Pierre Gervais, a pharmacist and research director at Q&T described the study, saying that, while some countries are opting to vaccinate participants and place them in COVID wings to observe, this is not the course Canadian researchers are taking.
“We will be vaccinating the participants with two separate vaccinations, one being a placebo, and taking blood before and after each,” he said. “We’re hoping to have an immune-response that can be measured.”
Gervais said that the participants will be vaccinated and then released to their daily lives, with follow up appointments and phone calls.
“We will follow the participants for about a year looking for effects and anything that could look like COVID,” he said. “Anyone who shows symptoms will be tested and we will be able to identify how many positive COVID patients we have.”
The research companies participating in the study will then allocate responses to the treatment and be able to identify how many positive cases were discovered in each of the vaccination groups.

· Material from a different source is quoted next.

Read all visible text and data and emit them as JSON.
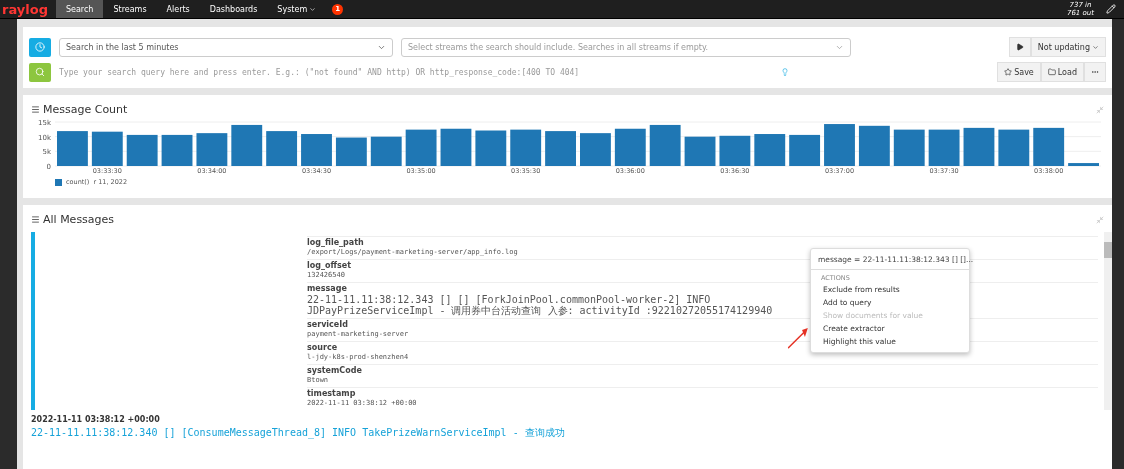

Those who wish to participate in the study are able to register through the Q&T website or by contacting the company directly. Gervais stated, however, that individuals do not need to be tech savvy to participate.
“We unfortunately do not have the time for the level of sophistication that a project involving tech would take,” he said. “We will continue dealing with papers, and participants just need to be over 18, in good health, and available for appointments and to take phone calls.”
Participants will be compensated for the inconvenience and kilometers travelled for appointments to an average of around $700.
Gervais added that, as a pharmacist, he distributes different types of drugs each day.
“Often, these different drugs make a difference in people’s lives, and that’s a big motivator for finding a vaccine,” he said. “We know this will make a difference in public health and help people during this crisis.”